JS: The foot chase? That one has probably got the largest variety of sounds that work with the music more than anything else. If you blink you’ll miss it. He runs past some dogs, and the dogs are barking with the music. Helicopters flying above him, the blades are playing in sync. Even when he goes into the mall, the rap track that is playing as Muzak in the thrift shop is syncopated to “Hocus Pocus.” So many things, from the shop alarm when he walks out, to the sunglasses that have the security tag, to the music in the electronics shop, they’re all in sync with the music. I describe it as a symphonic cacophony.
AF: I know Edgar is a big fan of heist films. Did Edgar have you watch other films like “Heat” or “The Driver” to prepare?
JS: Yes and no. Not as in Edgar wants you to see this, but he held a series of film nights at the local cinema. This was also open to the public, but he’d ask us to go along. It was a series of movies that inspired me for “Baby Driver,” so there’d be “The Driver,” “Blues Brothers,” a whole range of movies that he’d want us to see so he’d know where he was coming from. But it was never, “you must listen to this” or “you must watch that.”
Personally, I’d never done a car chase movie before, so I was thinking about watching those “Fast and the Furious” movies because they sound pretty cool. I ultimately decided against it because I didn’t want to be influenced by someone else’s work and come at it from my perspective. Make it sound unique and not like someone else’s movies. “Fast and the Furious” sounds amazing, but I didn’t want to go too far into that.
AF: Now can you tell me what’s it’s like to be both the sound mixer and sound editor in terms of the Oscar categories?
JS: Yes! So it’s getting more and more common. In the old days, you’d have a supervising sound editor who would sit in the back of the room and tell the mixer what to do. But I don’t work like that, so I wear three hats. I’m the sound designer. So for example, that chase sequence at the beginning in the Subaru WRX? I did all the sounds for that. Then I work with a great team of people that help me with other sequences and I sit on the board and mix it all together. So on “Baby Driver” I took care of all the musical effects and the sound design because they were all integral and work together.

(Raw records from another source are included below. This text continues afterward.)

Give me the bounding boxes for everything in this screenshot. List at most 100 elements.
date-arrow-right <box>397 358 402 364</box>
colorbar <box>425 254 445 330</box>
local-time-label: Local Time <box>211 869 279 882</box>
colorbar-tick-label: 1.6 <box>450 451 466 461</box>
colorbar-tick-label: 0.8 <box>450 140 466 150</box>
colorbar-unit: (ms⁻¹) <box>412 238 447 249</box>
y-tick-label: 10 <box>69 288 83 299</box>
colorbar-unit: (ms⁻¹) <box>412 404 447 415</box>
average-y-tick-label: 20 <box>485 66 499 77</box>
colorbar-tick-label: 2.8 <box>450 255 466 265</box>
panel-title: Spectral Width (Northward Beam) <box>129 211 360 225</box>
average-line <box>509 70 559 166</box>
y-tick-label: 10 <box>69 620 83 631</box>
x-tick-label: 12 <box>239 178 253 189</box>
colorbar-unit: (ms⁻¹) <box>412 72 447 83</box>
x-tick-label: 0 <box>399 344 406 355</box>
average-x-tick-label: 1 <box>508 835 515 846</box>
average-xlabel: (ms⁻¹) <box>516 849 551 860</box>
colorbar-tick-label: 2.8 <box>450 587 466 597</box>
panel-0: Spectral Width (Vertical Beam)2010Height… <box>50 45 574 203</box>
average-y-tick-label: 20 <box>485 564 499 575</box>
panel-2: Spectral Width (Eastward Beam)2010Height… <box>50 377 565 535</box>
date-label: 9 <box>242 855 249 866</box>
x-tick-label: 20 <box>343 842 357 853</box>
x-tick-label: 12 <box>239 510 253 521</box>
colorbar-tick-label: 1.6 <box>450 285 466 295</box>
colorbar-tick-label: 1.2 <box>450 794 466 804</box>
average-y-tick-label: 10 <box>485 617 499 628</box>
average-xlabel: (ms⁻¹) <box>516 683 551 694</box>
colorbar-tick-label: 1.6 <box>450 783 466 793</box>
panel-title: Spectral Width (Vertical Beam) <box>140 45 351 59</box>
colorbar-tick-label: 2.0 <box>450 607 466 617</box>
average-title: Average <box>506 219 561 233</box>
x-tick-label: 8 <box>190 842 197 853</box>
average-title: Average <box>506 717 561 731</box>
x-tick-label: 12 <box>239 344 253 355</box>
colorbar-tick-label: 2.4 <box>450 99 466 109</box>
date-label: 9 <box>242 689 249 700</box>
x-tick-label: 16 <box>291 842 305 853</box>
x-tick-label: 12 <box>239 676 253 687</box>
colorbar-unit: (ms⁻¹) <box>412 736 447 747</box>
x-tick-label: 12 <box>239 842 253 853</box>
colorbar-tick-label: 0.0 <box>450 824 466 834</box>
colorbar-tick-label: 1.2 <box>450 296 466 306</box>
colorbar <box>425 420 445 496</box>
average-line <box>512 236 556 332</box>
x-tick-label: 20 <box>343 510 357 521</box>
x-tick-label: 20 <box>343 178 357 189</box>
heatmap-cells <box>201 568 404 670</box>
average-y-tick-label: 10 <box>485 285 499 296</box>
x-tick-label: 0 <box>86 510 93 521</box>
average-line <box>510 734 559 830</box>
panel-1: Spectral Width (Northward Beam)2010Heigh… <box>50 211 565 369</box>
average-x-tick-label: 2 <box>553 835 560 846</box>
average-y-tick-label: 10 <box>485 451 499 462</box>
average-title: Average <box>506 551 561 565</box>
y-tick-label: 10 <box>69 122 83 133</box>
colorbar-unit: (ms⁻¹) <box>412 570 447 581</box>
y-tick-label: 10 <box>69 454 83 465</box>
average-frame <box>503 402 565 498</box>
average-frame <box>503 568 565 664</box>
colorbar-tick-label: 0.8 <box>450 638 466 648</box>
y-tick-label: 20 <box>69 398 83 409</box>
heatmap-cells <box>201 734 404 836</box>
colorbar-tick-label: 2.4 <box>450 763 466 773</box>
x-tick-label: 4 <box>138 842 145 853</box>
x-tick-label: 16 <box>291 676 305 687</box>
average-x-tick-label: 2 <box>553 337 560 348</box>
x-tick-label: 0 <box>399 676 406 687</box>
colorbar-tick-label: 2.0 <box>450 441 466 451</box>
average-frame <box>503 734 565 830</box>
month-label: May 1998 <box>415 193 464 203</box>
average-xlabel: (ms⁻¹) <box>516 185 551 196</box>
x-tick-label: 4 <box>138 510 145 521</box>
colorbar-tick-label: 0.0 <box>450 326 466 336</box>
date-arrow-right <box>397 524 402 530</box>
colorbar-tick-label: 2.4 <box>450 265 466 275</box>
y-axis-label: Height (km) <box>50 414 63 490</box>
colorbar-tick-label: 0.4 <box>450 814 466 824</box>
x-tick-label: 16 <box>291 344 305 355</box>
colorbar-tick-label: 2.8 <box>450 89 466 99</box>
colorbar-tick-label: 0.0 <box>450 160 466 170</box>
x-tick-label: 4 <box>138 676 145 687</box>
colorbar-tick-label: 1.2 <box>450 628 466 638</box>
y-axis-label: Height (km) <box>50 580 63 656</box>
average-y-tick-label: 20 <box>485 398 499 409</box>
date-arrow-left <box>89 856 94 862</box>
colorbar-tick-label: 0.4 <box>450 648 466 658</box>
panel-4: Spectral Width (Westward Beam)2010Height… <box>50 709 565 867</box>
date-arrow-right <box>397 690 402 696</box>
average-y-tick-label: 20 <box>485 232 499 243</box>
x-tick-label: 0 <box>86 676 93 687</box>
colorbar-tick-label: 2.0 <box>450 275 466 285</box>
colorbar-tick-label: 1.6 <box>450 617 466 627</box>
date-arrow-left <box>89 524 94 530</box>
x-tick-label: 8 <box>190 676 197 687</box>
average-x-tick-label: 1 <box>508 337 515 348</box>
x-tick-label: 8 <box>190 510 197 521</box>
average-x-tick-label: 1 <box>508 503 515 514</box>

So for example, there’s so much music in this movie, we had to do a process of premixing and remastering all the music tracks. Because Barry White, who I think sounds great when I listen to him at home, sounds a little different when coming through giants speakers. Sometimes that may not sound so great. So I do some remastering to make it sound great for the movie. So I wear three hats in that film.
AF: Last question, which scene were you most proud of when you finished work on “Baby Driver?”
JS: I can’t answer that. Here’s the truth. Someone like me is so lucky to ever go near a movie like that because the sound is written into the DNA of this movie. I hope, I really hope, but I may never get another opportunity to work on a movie where sound is one of the main characters. There are so many different things that I’m proud of in this movie. There would be times that I would review the movie with my team and get goosebumps. Just some of these things had never been done before.
To do something that you know is unique and to be part of something special, not only your role in the movie but the movie, is really special. It’s not a 2, or 3, or 4, or a remake. It’s something original that one person has written on his own and got released after “Transformers 5” and the week before “Spider-Man: Homecoming.” It still found it’s audience and it resonated with people. I’m just really proud to say that I’ve worked on something so original. All of those sequences, the “Bellbottoms” sequence, the Subaru sequence, the sequence in the diner with Barry White, many may not appreciate for all that’s going on. I’m proud of all of it man, both as a piece of what I’m capable of doing and what this movie is doing.